SamzaSQL - Scalable Fast Data Management with Streaming SQL

Project Details

Project Lead
Milinda Pathirage 
Project Manager
Milinda Pathirage 
Institution
Indiana University, Data to Insight Center  
Discipline
Computer Science (401) 
Subdiscipline
11.07 Computer Science 

Abstract

As the data-driven economy evolves, enterprises have come to realize a competitive advantage in being able to act on high volume, high-velocity streams of data.  Technologies such as distributed message queues and streaming processing platforms that can scale to handle thousands of data stream partitions on commodity hardware are a response. However, the programming API provided by these systems is often too low-level, requiring substantial custom code that adds to the maintenance overhead.
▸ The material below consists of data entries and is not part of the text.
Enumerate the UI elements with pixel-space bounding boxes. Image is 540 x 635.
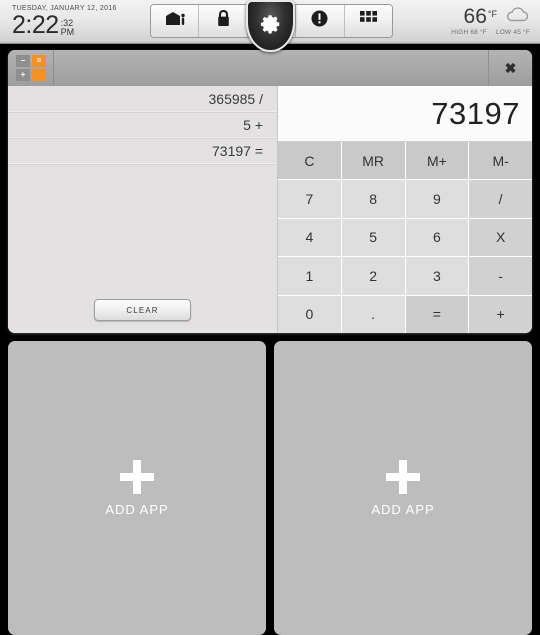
add-app-panel-right[interactable]: ADD APP: [274, 341, 532, 635]
key-2[interactable]: 2: [341, 257, 405, 295]
weather-unit: °F: [487, 8, 497, 19]
weather-temperature: 66: [463, 4, 487, 28]
dashboard-screen: TUESDAY, JANUARY 12, 2016 2:22 :32 PM 66…: [0, 0, 540, 635]
info-icon: [310, 9, 329, 33]
key-mr[interactable]: MR: [341, 142, 405, 180]
key-8[interactable]: 8: [341, 180, 405, 218]
calculator-icon: − = +: [16, 55, 46, 81]
key-minus[interactable]: -: [469, 257, 532, 295]
toolbar-button-info[interactable]: [296, 5, 345, 37]
clock-widget: TUESDAY, JANUARY 12, 2016 2:22 :32 PM: [12, 5, 117, 39]
add-app-label: ADD APP: [371, 501, 435, 517]
calculator-keyside: 73197 C MR M+ M- 7 8 9/ 4 5 6 X 1 2 3- 0. = +: [278, 86, 532, 333]
calculator-titlebar: − = + ✖: [8, 50, 532, 86]
key-dot[interactable]: .: [341, 295, 405, 333]
add-app-panel-left[interactable]: ADD APP: [8, 341, 266, 635]
icon-cell-minus: −: [16, 55, 30, 67]
calculator-keypad: C MR M+ M- 7 8 9/ 4 5 6 X 1 2 3- 0. = +: [278, 142, 532, 333]
key-divide[interactable]: /: [469, 180, 532, 218]
close-icon[interactable]: ✖: [488, 50, 532, 86]
key-9[interactable]: 9: [405, 180, 469, 218]
gear-icon: [260, 13, 282, 40]
toolbar-button-lock[interactable]: [199, 5, 248, 37]
settings-gear-button[interactable]: [246, 0, 295, 52]
key-mplus[interactable]: M+: [405, 142, 469, 180]
weather-low: LOW 45 °F: [495, 29, 530, 36]
grid-icon: [358, 8, 379, 34]
weather-high: HIGH 68 °F: [451, 29, 487, 36]
key-equals[interactable]: =: [405, 295, 469, 333]
add-app-label: ADD APP: [105, 501, 169, 517]
clock-ampm: PM: [60, 27, 75, 37]
key-multiply[interactable]: X: [469, 218, 532, 257]
app-panels: ADD APP ADD APP: [0, 341, 540, 635]
key-3[interactable]: 3: [405, 257, 469, 295]
key-6[interactable]: 6: [405, 218, 469, 257]
key-plus[interactable]: +: [469, 295, 532, 333]
icon-cell-equals: =: [32, 55, 46, 67]
clear-button[interactable]: CLEAR: [94, 299, 191, 321]
plus-icon: [120, 459, 154, 494]
key-7[interactable]: 7: [278, 180, 341, 218]
plus-icon: [386, 459, 420, 494]
toolbar-button-apps[interactable]: [344, 5, 392, 37]
key-4[interactable]: 4: [278, 218, 341, 257]
calculator-window: − = + ✖ 365985 / 5 + 73197 = CLEAR 73197: [8, 50, 532, 333]
key-0[interactable]: 0: [278, 295, 341, 333]
key-5[interactable]: 5: [341, 218, 405, 257]
icon-cell-plus: +: [16, 69, 30, 81]
weather-widget: 66 °F HIGH 68 °F LOW 45 °F: [451, 4, 530, 37]
key-c[interactable]: C: [278, 142, 341, 180]
tape-row: 5 +: [8, 112, 277, 138]
tape-row: 73197 =: [8, 138, 277, 164]
building-icon: [164, 10, 186, 32]
tape-row: 365985 /: [8, 86, 277, 112]
calculator-display: 73197: [278, 86, 532, 142]
titlebar-divider: [53, 50, 54, 86]
key-1[interactable]: 1: [278, 257, 341, 295]
lock-icon: [216, 9, 231, 33]
calculator-body: 365985 / 5 + 73197 = CLEAR 73197 C MR M+ M-…: [8, 86, 532, 333]
key-mminus[interactable]: M-: [469, 142, 532, 180]
calculator-tape: 365985 / 5 + 73197 = CLEAR: [8, 86, 278, 333]
status-bar: TUESDAY, JANUARY 12, 2016 2:22 :32 PM 66…: [0, 0, 540, 52]
toolbar-button-building[interactable]: [151, 5, 200, 37]
icon-cell-blank: [32, 69, 46, 81]
display-value: 73197: [431, 95, 520, 131]
cloud-icon: [504, 7, 530, 27]
clock-time: 2:22: [12, 11, 59, 39]
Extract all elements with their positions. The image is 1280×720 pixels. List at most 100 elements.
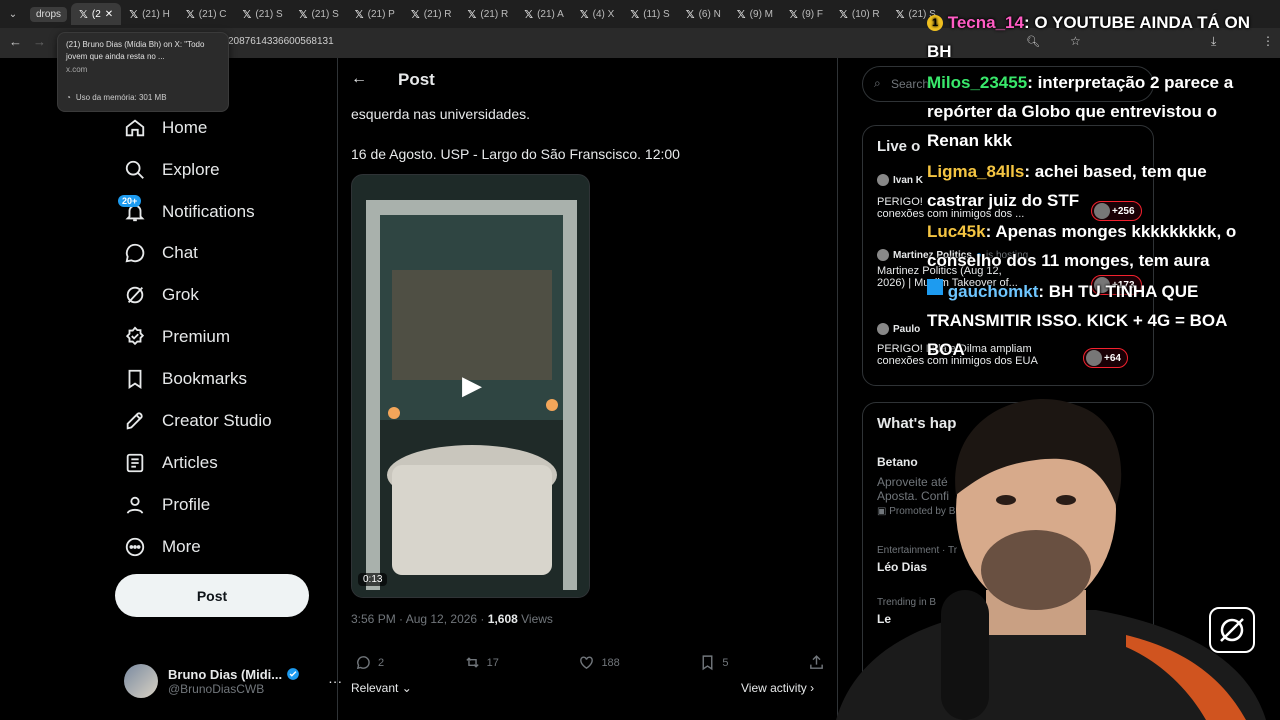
view-activity-label: View activity bbox=[741, 681, 807, 695]
browser-tab[interactable]: 𝕏 (21) S bbox=[235, 3, 291, 25]
live-panel-title: Live o bbox=[877, 138, 921, 155]
search-icon: ⌕ bbox=[874, 76, 881, 90]
tab-close-icon[interactable]: ✕ bbox=[105, 9, 113, 20]
repost-button[interactable]: 17 bbox=[464, 654, 499, 671]
sidebar-item-grok[interactable]: Grok bbox=[124, 284, 199, 306]
post-video[interactable]: ▶ 0:13 bbox=[351, 174, 590, 598]
sidebar-item-articles[interactable]: Articles bbox=[124, 452, 218, 474]
post-meta: 3:56 PM · Aug 12, 2026 · 1,608 Views bbox=[351, 612, 553, 626]
post-timestamp: 3:56 PM · Aug 12, 2026 · bbox=[351, 612, 488, 626]
browser-tab[interactable]: 𝕏 (10) R bbox=[831, 3, 888, 25]
reply-count: 2 bbox=[378, 656, 385, 669]
browser-tab[interactable]: 𝕏 (11) S bbox=[622, 3, 677, 25]
tab-label: (11) S bbox=[643, 8, 670, 20]
bookmark-icon bbox=[702, 655, 713, 671]
live-host-name: Ivan K bbox=[893, 174, 924, 186]
back-arrow-icon[interactable]: ← bbox=[9, 34, 22, 49]
x-logo-icon: 𝕏 bbox=[895, 8, 905, 21]
sidebar-item-creator-studio[interactable]: Creator Studio bbox=[124, 410, 272, 432]
reply-button[interactable]: 2 bbox=[355, 654, 384, 671]
sidebar-item-label: Articles bbox=[162, 453, 218, 472]
notifications-badge: 20+ bbox=[118, 195, 142, 207]
sidebar-item-bookmarks[interactable]: Bookmarks bbox=[124, 368, 247, 390]
sidebar-item-explore[interactable]: Explore bbox=[124, 159, 220, 181]
premium-icon bbox=[125, 326, 145, 346]
tab-search-chevron-icon[interactable]: ⌄ bbox=[0, 9, 26, 20]
sidebar-item-label: Notifications bbox=[162, 202, 255, 221]
play-icon[interactable]: ▶ bbox=[462, 370, 482, 401]
sidebar-item-label: Explore bbox=[162, 160, 220, 179]
browser-tab[interactable]: 𝕏 (21) R bbox=[460, 3, 517, 25]
sidebar-item-home[interactable]: Home bbox=[124, 117, 207, 139]
search-placeholder: Search bbox=[891, 77, 930, 91]
browser-tab-active[interactable]: 𝕏 (2 ✕ bbox=[71, 3, 122, 25]
browser-tab[interactable]: 𝕏 (21) P bbox=[347, 3, 403, 25]
column-divider-left bbox=[337, 58, 338, 720]
view-activity-link[interactable]: View activity › bbox=[741, 681, 814, 695]
chat-username: Tecna_14 bbox=[947, 13, 1024, 32]
like-count: 188 bbox=[601, 656, 620, 669]
x-logo-icon: 𝕏 bbox=[579, 8, 589, 21]
chat-message: Luc45k: Apenas monges kkkkkkkkk, o conse… bbox=[927, 217, 1267, 275]
back-arrow-icon[interactable]: ← bbox=[351, 70, 367, 88]
chat-message: 1 Tecna_14: O YOUTUBE AINDA TÁ ON BH bbox=[927, 8, 1267, 66]
browser-tab[interactable]: 𝕏 (21) S bbox=[291, 3, 347, 25]
browser-tab[interactable]: 𝕏 (21) R bbox=[403, 3, 460, 25]
tooltip-memory: ◔ Uso da memória: 301 MB bbox=[66, 93, 167, 102]
sidebar-item-profile[interactable]: Profile bbox=[124, 494, 210, 516]
forward-arrow-icon[interactable]: → bbox=[33, 34, 46, 49]
x-logo-icon: 𝕏 bbox=[79, 8, 88, 21]
streamer-webcam-image bbox=[836, 399, 1266, 720]
tab-label: (21) A bbox=[537, 8, 564, 20]
chat-username: Milos_23455 bbox=[927, 73, 1028, 92]
reply-icon bbox=[356, 656, 370, 670]
bookmark-button[interactable]: 5 bbox=[699, 654, 728, 671]
chevron-right-icon: › bbox=[806, 681, 815, 695]
account-more-icon[interactable]: ··· bbox=[328, 673, 342, 689]
tab-label: (21) C bbox=[198, 8, 227, 20]
sidebar-item-label: Premium bbox=[162, 327, 231, 346]
tab-label: (21) H bbox=[142, 8, 170, 20]
avatar bbox=[877, 249, 889, 261]
tab-label: (4) X bbox=[592, 8, 615, 20]
share-button[interactable] bbox=[808, 654, 825, 671]
tab-group-drops[interactable]: drops bbox=[30, 6, 68, 22]
home-icon bbox=[125, 119, 145, 137]
tab-label: (21) P bbox=[367, 8, 395, 20]
address-bar[interactable]: 2087614336600568131 bbox=[228, 36, 334, 47]
browser-tab[interactable]: 𝕏 (6) N bbox=[678, 3, 729, 25]
live-host-name: Paulo bbox=[893, 323, 921, 335]
x-logo-icon: 𝕏 bbox=[630, 8, 640, 21]
account-switcher[interactable]: Bruno Dias (Midi... @BrunoDiasCWB ··· bbox=[124, 664, 342, 698]
sidebar-item-chat[interactable]: Chat bbox=[124, 242, 198, 264]
chevron-down-icon: ⌄ bbox=[398, 681, 412, 695]
tab-label: (21) R bbox=[480, 8, 509, 20]
sidebar-item-label: Bookmarks bbox=[162, 369, 248, 388]
chat-icon bbox=[125, 243, 145, 263]
tab-label: (9) M bbox=[749, 8, 774, 20]
browser-tab[interactable]: 𝕏 (4) X bbox=[572, 3, 623, 25]
x-logo-icon: 𝕏 bbox=[685, 8, 695, 21]
browser-tab[interactable]: 𝕏 (9) F bbox=[781, 3, 831, 25]
post-text-line-1: esquerda nas universidades. bbox=[351, 106, 531, 122]
webcam-overlay bbox=[826, 385, 1266, 720]
browser-tab[interactable]: 𝕏 (9) M bbox=[729, 3, 781, 25]
x-logo-icon: 𝕏 bbox=[129, 8, 139, 21]
like-button[interactable]: 188 bbox=[578, 654, 620, 671]
post-button[interactable]: Post bbox=[115, 574, 309, 617]
browser-tab[interactable]: 𝕏 (21) A bbox=[516, 3, 572, 25]
person-icon bbox=[126, 496, 144, 514]
x-logo-icon: 𝕏 bbox=[185, 8, 195, 21]
broadcast-logo-icon bbox=[1209, 607, 1255, 653]
browser-tab[interactable]: 𝕏 (21) C bbox=[178, 3, 235, 25]
browser-tab[interactable]: 𝕏 (21) H bbox=[121, 3, 178, 25]
sidebar-item-more[interactable]: More bbox=[124, 536, 201, 558]
reply-sort-dropdown[interactable]: Relevant ⌄ bbox=[351, 681, 412, 695]
x-logo-icon: 𝕏 bbox=[242, 8, 252, 21]
account-name: Bruno Dias (Midi... bbox=[168, 666, 283, 682]
tab-label: (9) F bbox=[801, 8, 823, 20]
chat-message: Milos_23455: interpretação 2 parece a re… bbox=[927, 68, 1267, 155]
sidebar-item-notifications[interactable]: Notifications bbox=[124, 201, 255, 223]
sidebar-item-premium[interactable]: Premium bbox=[124, 326, 230, 348]
page-title: Post bbox=[398, 70, 435, 89]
Additionally, these types of systems lack support for the SQL-based querying capabilities that have proven popular on Hadoop-based systems like Hive, Impala or Presto.  We define a minimal set of extensions to standard SQL for fast data querying and manipulation.  These extensions are prototyped in SamzaSQL, a new tool for streaming SQL that compiles streaming SQL into physical plans that are executed on Samza, an open-source distributed stream processing framework. We compare the performance of streaming SQL queries against native Samza applications and discuss usability improvements when compared with native stream processing applications written in Samza's Java API. SamzaSQL is an open-source, Apache project, and available for general use.

Intellectual Merit

We are exploring a new streaming SQL language with minimal extensions to the standard SQL. This allows to utilize existing query planning framework and optimizations from standard SQL in a streaming context. This work also extends popular query planning framework with streaming specific optimizations that can be re-used in a wide variety of stream processing platforms.

Broader Impacts

If the language we proposed is proven viable for modern stream querying capabilities, we are planning to come up with a streaming SQL Test Compatibility Kit for use when implementing the language in different settings. Also, contributions we made to query planning system is currently being utilize by two other projects (Apache Samza and Apache Flink) and we believe that providing re-usable stream query planning framework will have greater impact on reducing time and resources it takes to build new stream management systems.

Scale of Use

I am planning to run a set of experiments involving 1 or 2 node YARN cluster, 3 node Kafka cluster and 3 node Zookeeper cluster. Zookeeper cluster doesn't require that much resources and should be able to run 2 instances in one node.